From an environmental standpoint, anchovies are one of the best fishes on the market. The Environmental Defense Fund rates the European anchovy–the type most commonly eaten in the U.S.–as an “Eco-Best Fish: Safe for the environment–enjoy often!” Stocks of the European anchovy are plentiful, and they’re primarily caught via methods that aren’t damaging to the environment or other marine life.

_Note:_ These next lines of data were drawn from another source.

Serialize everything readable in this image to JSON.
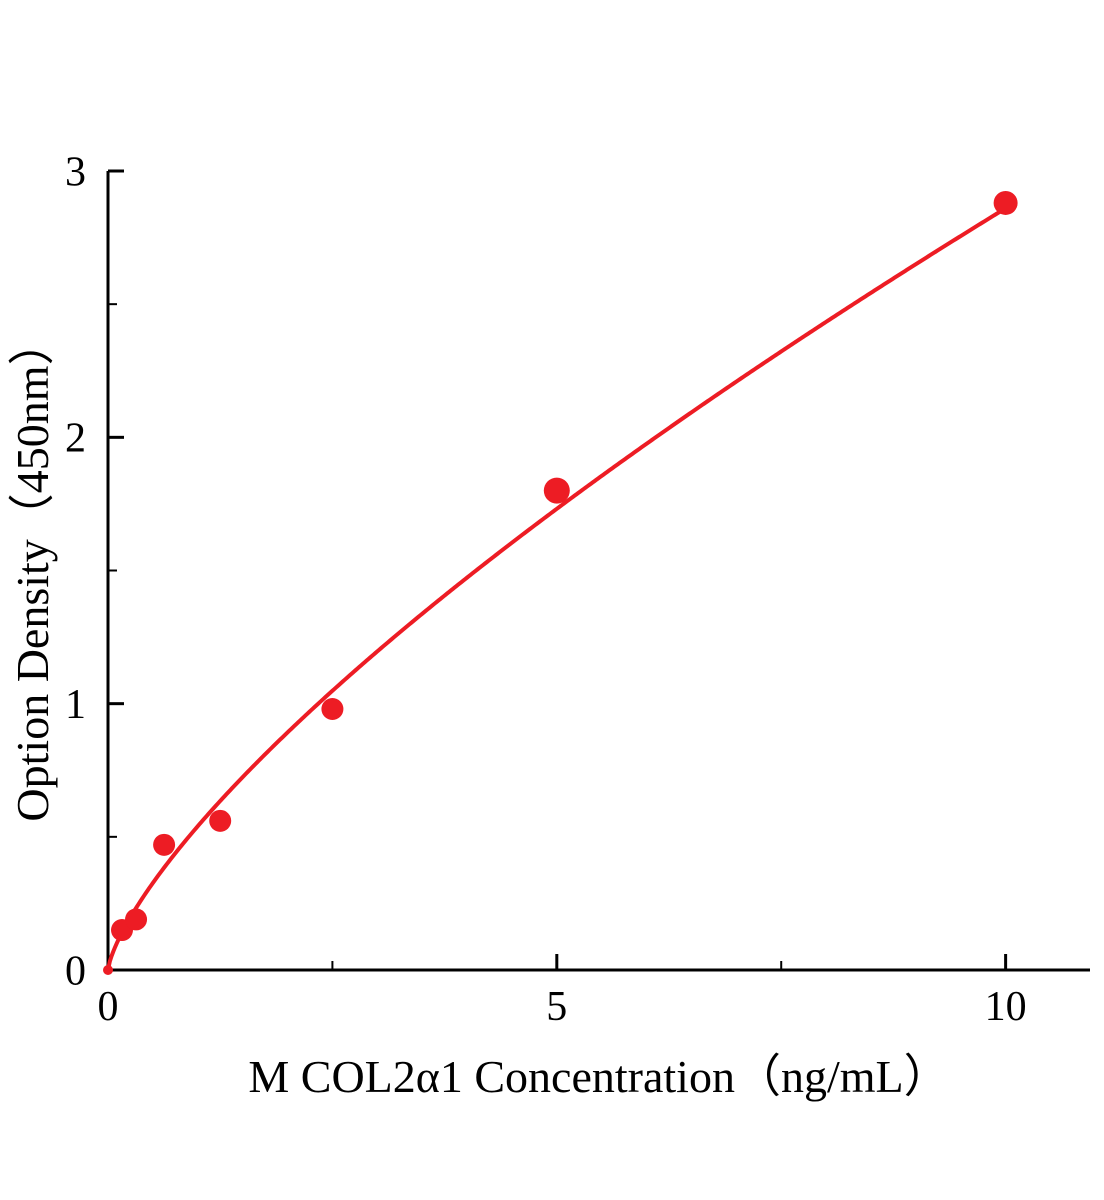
{
  "page": {
    "background": "#ffffff"
  },
  "chart_data": {
    "type": "scatter",
    "title": "",
    "xlabel": "M COL2α1 Concentration（ng/mL）",
    "ylabel": "Option Density（450nm）",
    "xlim": [
      0,
      10.94
    ],
    "ylim": [
      0,
      3
    ],
    "grid": false,
    "legend": null,
    "axis_color": "#000000",
    "xticks": [
      {
        "v": 0,
        "label": "0"
      },
      {
        "v": 5,
        "label": "5"
      },
      {
        "v": 10,
        "label": "10"
      }
    ],
    "xminor": [
      2.5,
      7.5
    ],
    "yticks": [
      {
        "v": 0,
        "label": "0"
      },
      {
        "v": 1,
        "label": "1"
      },
      {
        "v": 2,
        "label": "2"
      },
      {
        "v": 3,
        "label": "3"
      }
    ],
    "yminor": [
      0.5,
      1.5,
      2.5
    ],
    "series": [
      {
        "color": "#ed1c24",
        "marker": "circle",
        "points": [
          {
            "x": 0,
            "y": 0.0,
            "r": 5
          },
          {
            "x": 0.156,
            "y": 0.15
          },
          {
            "x": 0.3125,
            "y": 0.19
          },
          {
            "x": 0.625,
            "y": 0.47
          },
          {
            "x": 1.25,
            "y": 0.56
          },
          {
            "x": 2.5,
            "y": 0.98
          },
          {
            "x": 5,
            "y": 1.8,
            "r": 13
          },
          {
            "x": 10,
            "y": 2.88,
            "r": 12
          }
        ],
        "fit": {
          "type": "power",
          "a": 0.54,
          "b": 0.724,
          "x_start": 0,
          "x_end": 10
        }
      }
    ]
  }
}
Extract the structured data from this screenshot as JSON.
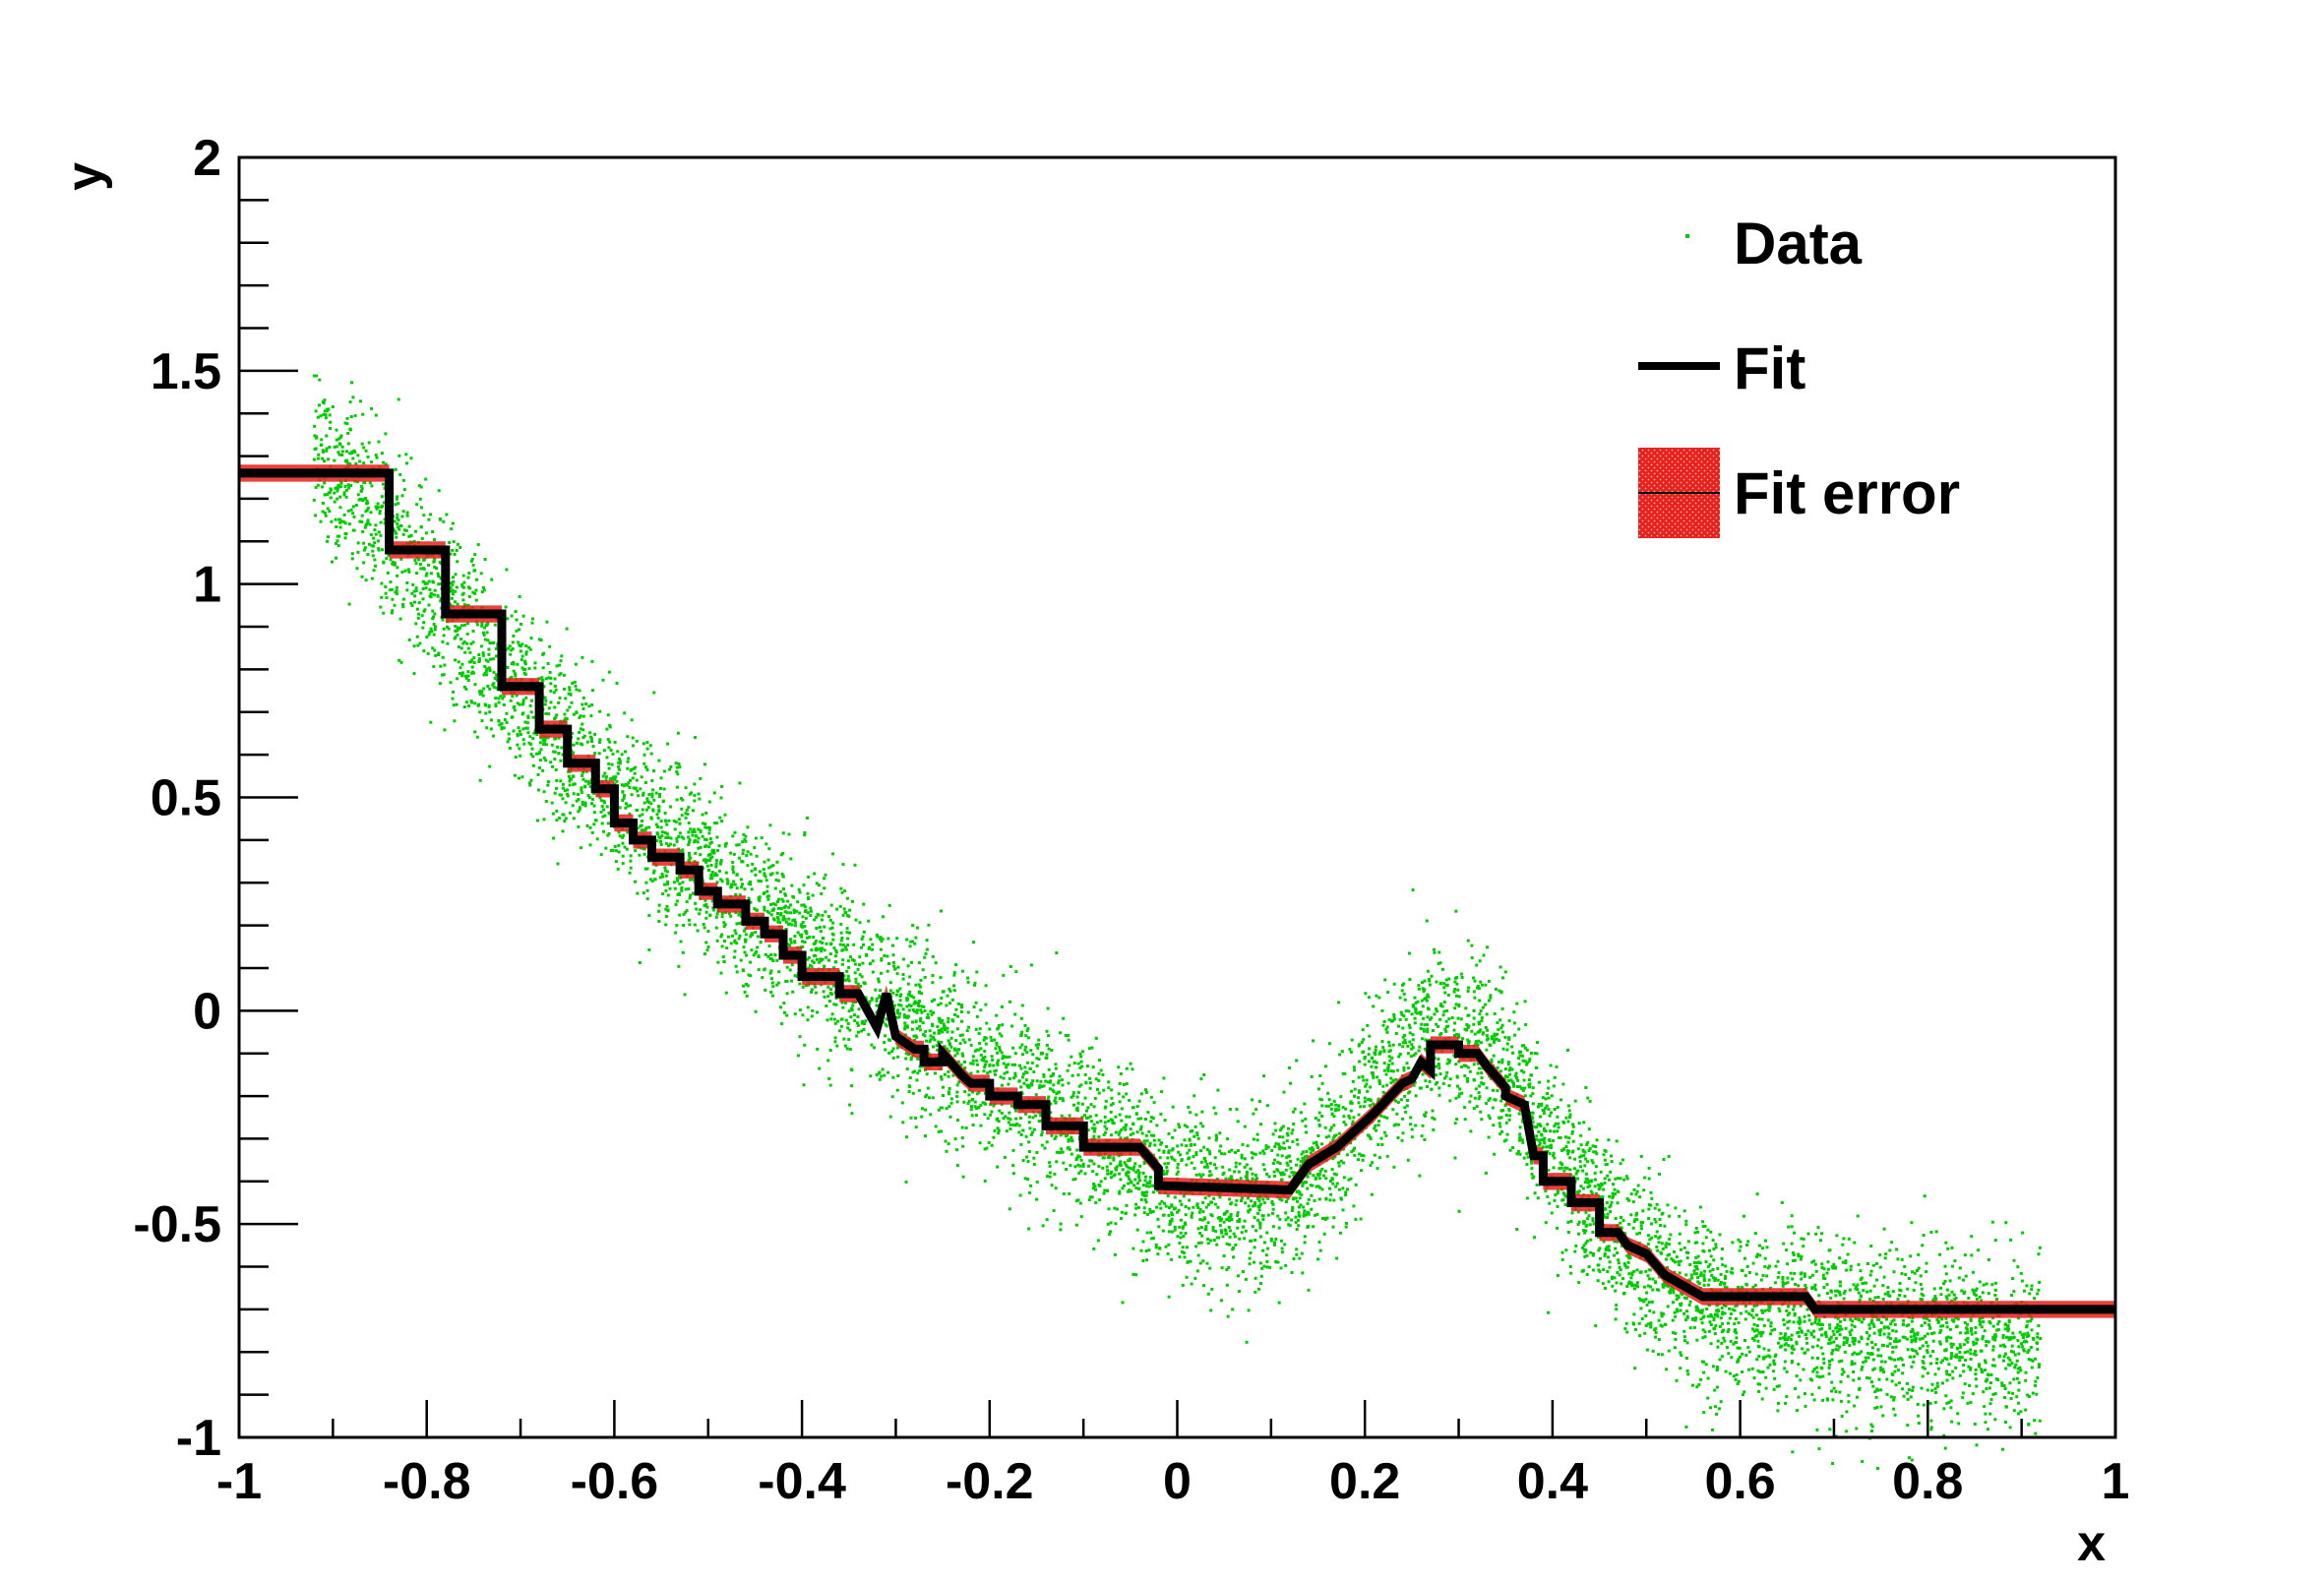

The following recipe for Puttanesca Sauce is adapted from The Joy of Cooking. It’s a bold tomato sauce with garlic, red chili pepper, black olives, capers, and of course, anchovies. It’s simple to prepare and enough for about a pound of pasta. Enjoy!


Puttanesca Sauce

1/4 c. extra virgin olive oil
2 cloves garlic, minced
1 dried red chili pepper
1 c. pitted and chopped oil-cured black olives or Kalamata olives
6 anchovy fillets soaked in cool water for 5 minutes and drained
1 t. dried oregano
1 28-oz. can whole tomatoes, chopped
3 T. minced fresh parsley
2 T. capers, drained
Salt and black pepper to taste

Heat oil in a large skillet over medium heat, then add garlic and chili. Cook, stirring, for about 30 seconds, then add olives, anchovies and oregano. Cook for 30 seconds, then stir in tomatoes. Simmer uncovered for about 10 minutes, stirring occasionally, until thickened. Stir in parsley and capers. Season with salt and black pepper to taste, and serve with pasta of your choice.